To clarify what I mean, let's consider this example from The Swift Book:
extension Double {
var km: Double { return self * 1_000.0 }
var m: Double { return self }
var cm: Double { return self / 100.0 }
var mm: Double { return self / 1_000.0 }
var ft: Double { return self / 3.28084 }
}
let threeFeet = 3.ft
print("Three feet is \(threeFeet) meters")
As we'd like this to work for all BinaryFloatingPoint types, we change it to:
extension BinaryFloatingPoint {
var km: Self { return self * 1_000.0 }
var m: Self { return self }
var cm: Self { return self / 100.0 }
var mm: Self { return self / 1_000.0 }
var ft: Self { return self / 3.28084 }
}
let threeFeet = 3.ft
print("Three feet is \(threeFeet) meters")
This seems to work as expected.
But if we change threeFeet to be something other than the "default" floating point type Double, eg Float, we get an error:
let threeFeet: Float = 3.ft // ERROR: Value of type 'Int' has no member 'ft'
I guess this is because Swift looks at the literal 3 in isolation, decides that it has to be its preferred interpretation of 3 ie Int (had the literal been 3.0, Swift would've decided that it was a Double).
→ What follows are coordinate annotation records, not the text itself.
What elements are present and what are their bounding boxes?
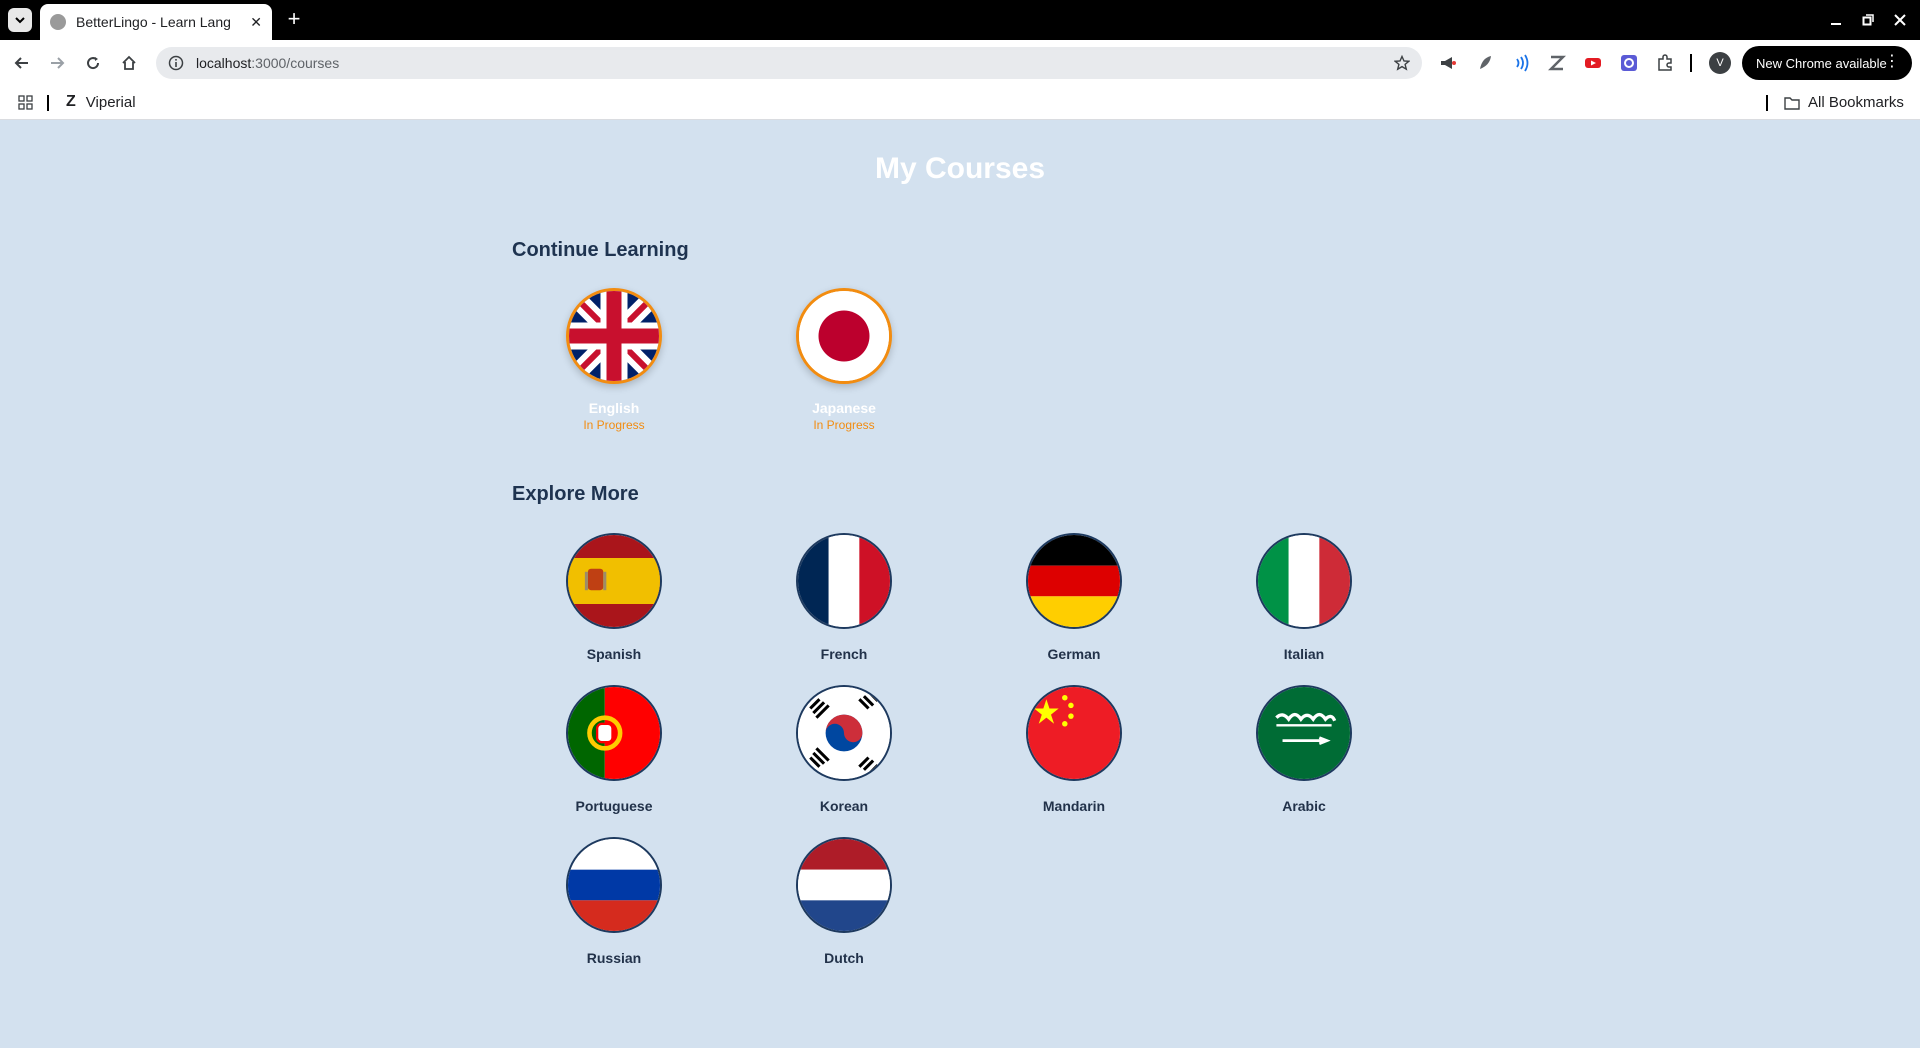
course-name: English (588, 400, 640, 416)
course-name: Dutch (824, 950, 864, 966)
bookmark-viperial[interactable]: Z Viperial (66, 93, 136, 111)
netherlands-flag-icon (796, 837, 892, 933)
url-path: :3000/courses (251, 55, 340, 71)
explore-more-heading: Explore More (512, 483, 639, 505)
courses-page: My Courses Continue Learning English In … (0, 120, 1920, 1048)
close-window-icon[interactable] (1888, 8, 1912, 32)
japan-flag-icon (796, 288, 892, 384)
wave-extension-icon[interactable] (1511, 53, 1531, 73)
bookmark-star-icon[interactable] (1394, 55, 1410, 71)
uk-flag-icon (566, 288, 662, 384)
video-extension-icon[interactable] (1583, 53, 1603, 73)
course-status: In Progress (813, 418, 875, 432)
globe-icon (50, 14, 66, 30)
reload-icon (87, 57, 100, 70)
course-card-english[interactable]: English In Progress (534, 288, 694, 432)
bookmarks-separator (47, 95, 49, 111)
site-info-icon[interactable] (168, 55, 184, 71)
germany-flag-icon (1026, 533, 1122, 629)
continue-learning-heading: Continue Learning (512, 239, 689, 261)
back-button[interactable] (9, 50, 35, 76)
arrow-left-icon (14, 57, 28, 69)
korea-flag-icon (796, 685, 892, 781)
course-card-portuguese[interactable]: Portuguese (534, 685, 694, 814)
course-card-dutch[interactable]: Dutch (764, 837, 924, 966)
bookmarks-bar: Z Viperial All Bookmarks (0, 86, 1920, 120)
browser-toolbar: localhost:3000/courses V New Chrome avai… (0, 40, 1920, 86)
close-icon[interactable]: ✕ (250, 14, 262, 31)
china-flag-icon (1026, 685, 1122, 781)
course-status: In Progress (583, 418, 645, 432)
portugal-flag-icon (566, 685, 662, 781)
course-card-french[interactable]: French (764, 533, 924, 662)
course-card-japanese[interactable]: Japanese In Progress (764, 288, 924, 432)
all-bookmarks-label: All Bookmarks (1808, 94, 1904, 111)
apps-grid-icon[interactable] (18, 95, 33, 110)
course-card-italian[interactable]: Italian (1224, 533, 1384, 662)
course-name: Arabic (1282, 798, 1326, 814)
course-name: Russian (586, 950, 642, 966)
forward-button[interactable] (44, 50, 70, 76)
tab-search-button[interactable] (8, 8, 32, 32)
course-card-mandarin[interactable]: Mandarin (994, 685, 1154, 814)
course-card-german[interactable]: German (994, 533, 1154, 662)
course-name: Korean (819, 798, 869, 814)
more-vert-icon: ⋮ (1884, 53, 1900, 70)
tab-betterlingo[interactable]: BetterLingo - Learn Lang ✕ (40, 4, 272, 40)
tab-strip: BetterLingo - Learn Lang ✕ + (0, 0, 1920, 40)
bookmark-label: Viperial (85, 93, 136, 111)
home-icon (122, 55, 136, 70)
megaphone-extension-icon[interactable] (1438, 53, 1458, 73)
feather-extension-icon[interactable] (1475, 53, 1495, 73)
spain-flag-icon (566, 533, 662, 629)
update-label: New Chrome available (1756, 55, 1887, 71)
bookmarks-separator (1766, 95, 1768, 111)
page-title: My Courses (874, 152, 1046, 185)
chevron-down-icon (15, 17, 25, 24)
z-extension-icon[interactable] (1547, 53, 1567, 73)
url-text: localhost:3000/courses (196, 55, 339, 71)
course-card-spanish[interactable]: Spanish (534, 533, 694, 662)
toolbar-separator (1690, 54, 1692, 72)
gear-extension-icon[interactable] (1619, 53, 1639, 73)
course-card-korean[interactable]: Korean (764, 685, 924, 814)
reload-button[interactable] (80, 50, 106, 76)
italy-flag-icon (1256, 533, 1352, 629)
course-name: German (1047, 646, 1101, 662)
address-bar[interactable]: localhost:3000/courses (156, 47, 1422, 79)
course-name: Italian (1283, 646, 1325, 662)
france-flag-icon (796, 533, 892, 629)
course-name: Japanese (812, 400, 876, 416)
all-bookmarks-button[interactable]: All Bookmarks (1784, 94, 1904, 111)
tab-title: BetterLingo - Learn Lang (76, 14, 231, 30)
viperial-logo-icon: Z (66, 93, 76, 110)
minimize-icon[interactable] (1824, 8, 1848, 32)
saudi-flag-icon (1256, 685, 1352, 781)
course-card-arabic[interactable]: Arabic (1224, 685, 1384, 814)
course-name: Portuguese (575, 798, 653, 814)
course-card-russian[interactable]: Russian (534, 837, 694, 966)
course-name: Mandarin (1042, 798, 1106, 814)
chrome-update-button[interactable]: New Chrome available ⋮ (1742, 46, 1912, 80)
puzzle-extensions-icon[interactable] (1655, 53, 1675, 73)
folder-icon (1784, 96, 1800, 110)
arrow-right-icon (51, 57, 65, 69)
url-host: localhost (196, 55, 252, 71)
russia-flag-icon (566, 837, 662, 933)
profile-avatar[interactable]: V (1709, 52, 1731, 74)
course-name: French (820, 646, 868, 662)
home-button[interactable] (116, 50, 142, 76)
course-name: Spanish (586, 646, 642, 662)
restore-icon[interactable] (1856, 8, 1880, 32)
new-tab-button[interactable]: + (282, 8, 306, 32)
So we have to write eg the following in order to make the type checker see what we might have expected it to see above:
let threeFeet = (3 as Float).ft
And this sort of defeats the point of having these extensions.
I've run into this limitation in a number of less contrived (and less pedagogical) real world scenarios.
Question:
Would it be possible, and worth it, to improve the type inference of literals in cases like this, so that Swift uses the context of the literal rather than looking at it in isolation?